Wretched measures of success
Celebrity idolatry and our way of defining success are entwined vipers. This most churchgoing of nations defines success by sales, approbation, bad behavior, critical attention, wealth and power.
Why is not standing vigil by a sick friend’s bed, writing one good line of poetry, shedding one moment of light in a dark corner, cheering one fellow human soul, why are these accomplishments not defined as success in a nation of such conspicuous religiosity? Why is a life decently lived not as celebrated as an empty head famous for being famous?
Why are our pulpits big-mouthed about homosexuality, family values and abortion but mealy-mouthed about a society that defines success by such obscene measures? Where are their values? Could it be they’re firmly rooted in the business ethos?
I used to attend, had to attend newspaper editorial conferences presided over by a publisher whose sagacity seemed to consist of saying, Well, it’s all in the way you frame things. This is the kind of huckster’s pragmatism that serves a commodified society well.

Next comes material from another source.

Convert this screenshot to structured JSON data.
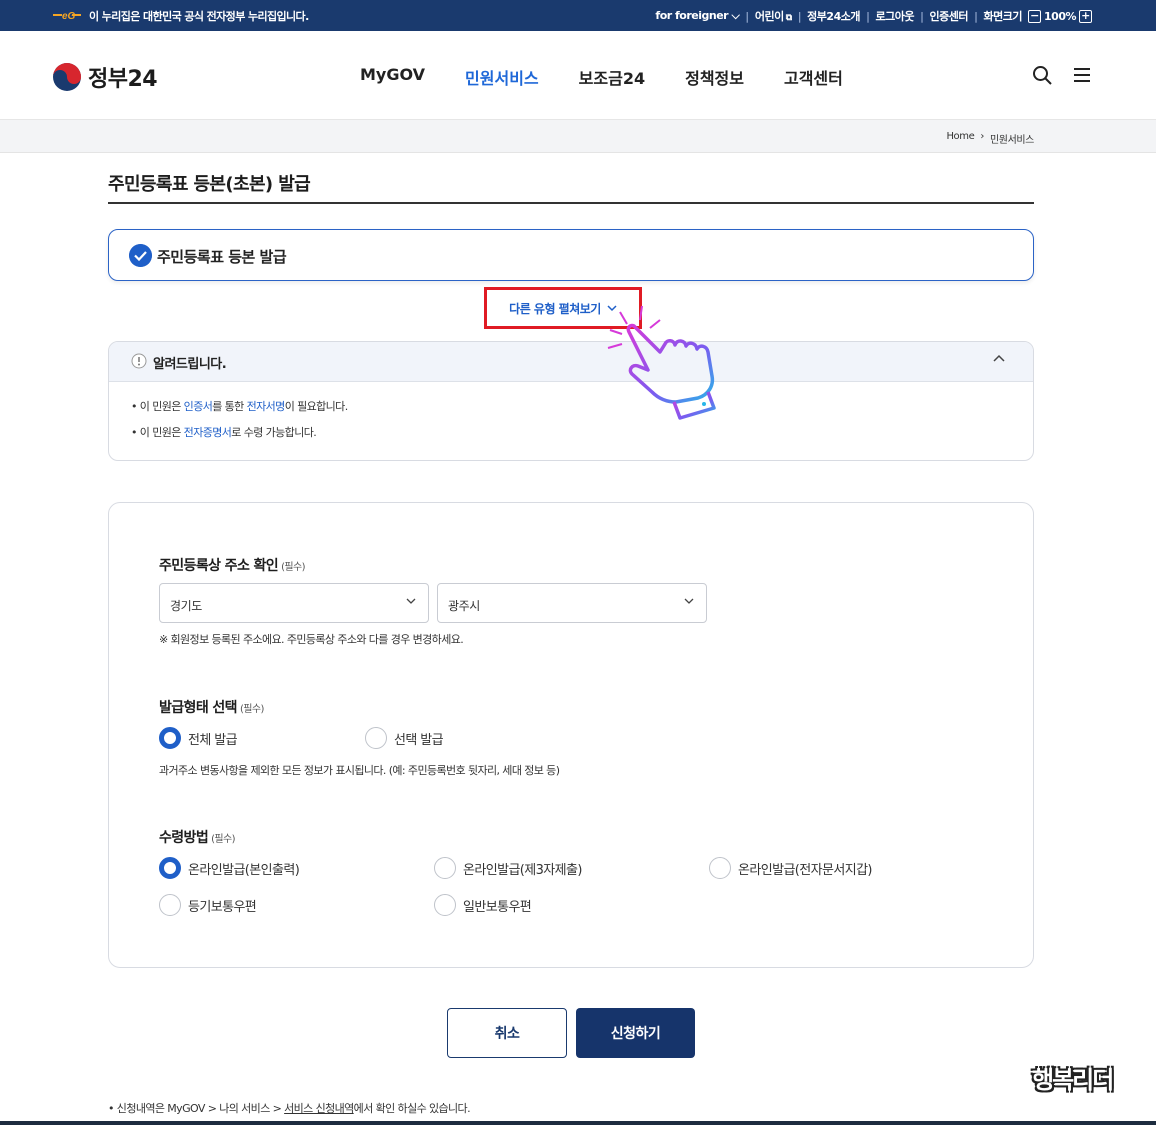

The country is down to five newspaper book review sections: such hand wringing in the blogosphere. But it’s not so surprising when you consider that newspaper book review sections and their best-seller lists are a measure of business success, not literary accomplishment. They’re like the stacks of books in the front of chain bookstores. They tell you how much money has been spent by the publishers on promoting certain books, while thousands of other books go unreviewed, not because they were found undeserving, but because they weren’t published by Big Money. The industry’s definition of success is how well Mammon is served.
And when Big Money’s books are reviewed some fool critic often as not will ask if the writer can do it again? As if that matters. But of course in a money-obsessed, horse-race society, it matters all too much.
—DM
I love a book named “Rotten Rejections.” It consists of the letters of rejection for all of the classics, from Moby Dick to a Christmas Carol and back.
The attitude which you so passionately describe infiltrates into all of the arts. As an actress,writer,and musician, the pain of being unable to be “successful” infiltrates into my personal feelings and the doubt that I have any worth at all. I must remember that so many who have gifts of an artistic nature are never seen or heard while they are alive. Such is the way of this world.
I must remember, and it does give comfort, to think of Mozart,Van Gogh, and others who were not “successful” in life. Yet,their contributions are now timeless. The struggle between “artist” and the modern world is an old one.
Thank you for putting this universal truth down so eloquently.